«Es war schon immer die Idee von Theater, sich Genres einzuverleiben», sagt Benjamin von Blomberg. Der Co-Intendant des Zürcher Schauspielhauses hat als Dramaturg das Reflektieren gleichsam zum Beruf gemacht. Er hat daher keine Probleme zu erklären, warum mit Trajal Harrell ein Choreograf, und mit Wu Tsang eine Bildende Künstlerin und Filmemacherin zu den vormals acht, nach Leonie Böhms Weggang noch sieben Hausregisseur:innen gehören. Weil der 43-Jährige auch sehr begeisterungsfähig ist, beurteilt er die Arbeiten von Hausregisseurin Wu Tsang nicht nur als «toll», sondern als «unfassbar toll». Und in die Arbeiten von Tsangs Kollegen Trajal Harrell habe er sich gleich «auf ewig verliebt».
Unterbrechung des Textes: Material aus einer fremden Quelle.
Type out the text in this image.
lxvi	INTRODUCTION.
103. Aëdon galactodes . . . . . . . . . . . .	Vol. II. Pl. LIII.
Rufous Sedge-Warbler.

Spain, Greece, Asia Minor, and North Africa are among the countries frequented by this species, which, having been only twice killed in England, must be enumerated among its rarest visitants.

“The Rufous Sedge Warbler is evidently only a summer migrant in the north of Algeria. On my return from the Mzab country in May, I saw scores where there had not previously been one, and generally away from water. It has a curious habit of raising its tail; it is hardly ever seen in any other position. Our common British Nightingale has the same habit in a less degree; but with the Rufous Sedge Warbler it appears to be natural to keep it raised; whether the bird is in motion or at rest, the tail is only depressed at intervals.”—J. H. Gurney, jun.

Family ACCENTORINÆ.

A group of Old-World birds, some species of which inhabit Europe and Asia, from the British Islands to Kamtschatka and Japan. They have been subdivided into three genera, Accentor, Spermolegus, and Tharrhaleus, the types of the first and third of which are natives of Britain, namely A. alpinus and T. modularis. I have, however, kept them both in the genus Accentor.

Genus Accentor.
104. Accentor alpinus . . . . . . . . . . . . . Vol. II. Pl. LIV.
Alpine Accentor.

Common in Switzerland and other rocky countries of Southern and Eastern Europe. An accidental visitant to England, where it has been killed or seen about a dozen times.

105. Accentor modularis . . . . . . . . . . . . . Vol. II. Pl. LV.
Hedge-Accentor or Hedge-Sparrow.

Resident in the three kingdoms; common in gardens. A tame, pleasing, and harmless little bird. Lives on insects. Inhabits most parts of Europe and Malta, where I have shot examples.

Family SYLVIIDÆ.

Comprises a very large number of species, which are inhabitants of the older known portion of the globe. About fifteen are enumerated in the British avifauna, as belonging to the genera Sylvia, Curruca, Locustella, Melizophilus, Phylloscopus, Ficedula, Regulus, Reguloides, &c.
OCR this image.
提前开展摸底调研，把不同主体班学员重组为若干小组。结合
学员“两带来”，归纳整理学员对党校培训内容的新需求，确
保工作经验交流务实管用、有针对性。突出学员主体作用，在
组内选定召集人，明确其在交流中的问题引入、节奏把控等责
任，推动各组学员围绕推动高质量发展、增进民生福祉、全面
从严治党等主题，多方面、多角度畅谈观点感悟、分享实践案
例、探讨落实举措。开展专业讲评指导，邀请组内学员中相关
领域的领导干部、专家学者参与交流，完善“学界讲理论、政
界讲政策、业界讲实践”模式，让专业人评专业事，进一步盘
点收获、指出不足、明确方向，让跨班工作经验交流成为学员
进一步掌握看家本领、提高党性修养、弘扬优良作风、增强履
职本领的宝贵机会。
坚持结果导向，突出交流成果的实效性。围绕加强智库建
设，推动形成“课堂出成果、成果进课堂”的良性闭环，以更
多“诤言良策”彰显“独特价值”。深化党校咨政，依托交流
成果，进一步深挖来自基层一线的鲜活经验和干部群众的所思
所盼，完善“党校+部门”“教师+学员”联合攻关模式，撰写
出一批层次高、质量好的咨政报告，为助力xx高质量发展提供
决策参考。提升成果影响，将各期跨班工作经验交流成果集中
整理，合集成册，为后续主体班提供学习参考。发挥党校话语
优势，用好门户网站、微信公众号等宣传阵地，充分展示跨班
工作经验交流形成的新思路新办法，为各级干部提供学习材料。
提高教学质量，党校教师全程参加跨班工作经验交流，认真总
Aber machen Wu Tsang und Trajal Harrell überhaupt Theater? Darauf gibt es keine klare Antwort, schliesslich ist es längst Courant normal, dass auch im Schauspiel Musiker:innen auf der Bühne spielen, Filmleute mit Live-Videokameras arbeiten und Bühnenbilder als Leinwand dienen, auf der vorproduzierte Filme gezeigt werden. Genresprengungen, die nur noch bemängelt werden, wenn sich ihr künstlerischer Mehrwert nicht erschliesst. Auch die Definition von Theater als Aufführung mit dramatischem Text funktioniert nicht mehr, denn es gibt haufenweise Inszenierungen, die nicht von einem dramatischen Text ausgehen. Ein Extrembeispiel: Schon unter Barbara Freys Intendanz zeigten Rimini Protokoll im Zürcher Schiffbau ihr Werk «Heuschrecken», in dem hunderte Heuschrecken und eine Pseudo-Astronautin die Hauptrollen spielten, als «Spezialisten des Alltags».
Stummfilm anstelle von Theater
«Im Theater steht im Zentrum, dass sich Menschen begegnen in einer gemeinsam geteilten Gegenwart», sagt Benjamin von Blomberg. «Meist heisst das: Es gibt Menschen auf der Bühne, und es gibt Menschen im Zuschauerraum.» Eine schlüssige Definition? Eine «gemeinsam geteilte Gegenwart» gibt es in der aktuellen Inszenierung von Wu Tsangs «Moby Dick». Aber gibt es auch Menschen auf der Bühne? Das ist Ansichtssache. Denn «die Bühne» ist eine Leinwand, auf der ein Stummfilm gezeigt wird. Davor sitzen Musiker:innen des Zürcher Kammerorchesters und begleiten das Geschehen hoch über ihren Köpfen. Der Film allerdings ist sicherlich eine Produktion des Schauspielhauses Zürich, war doch die gesamte Technik beteiligt; zudem sind in ihm 25 Performer:innen zu sehen, von denen elf zum Ensemble gehören.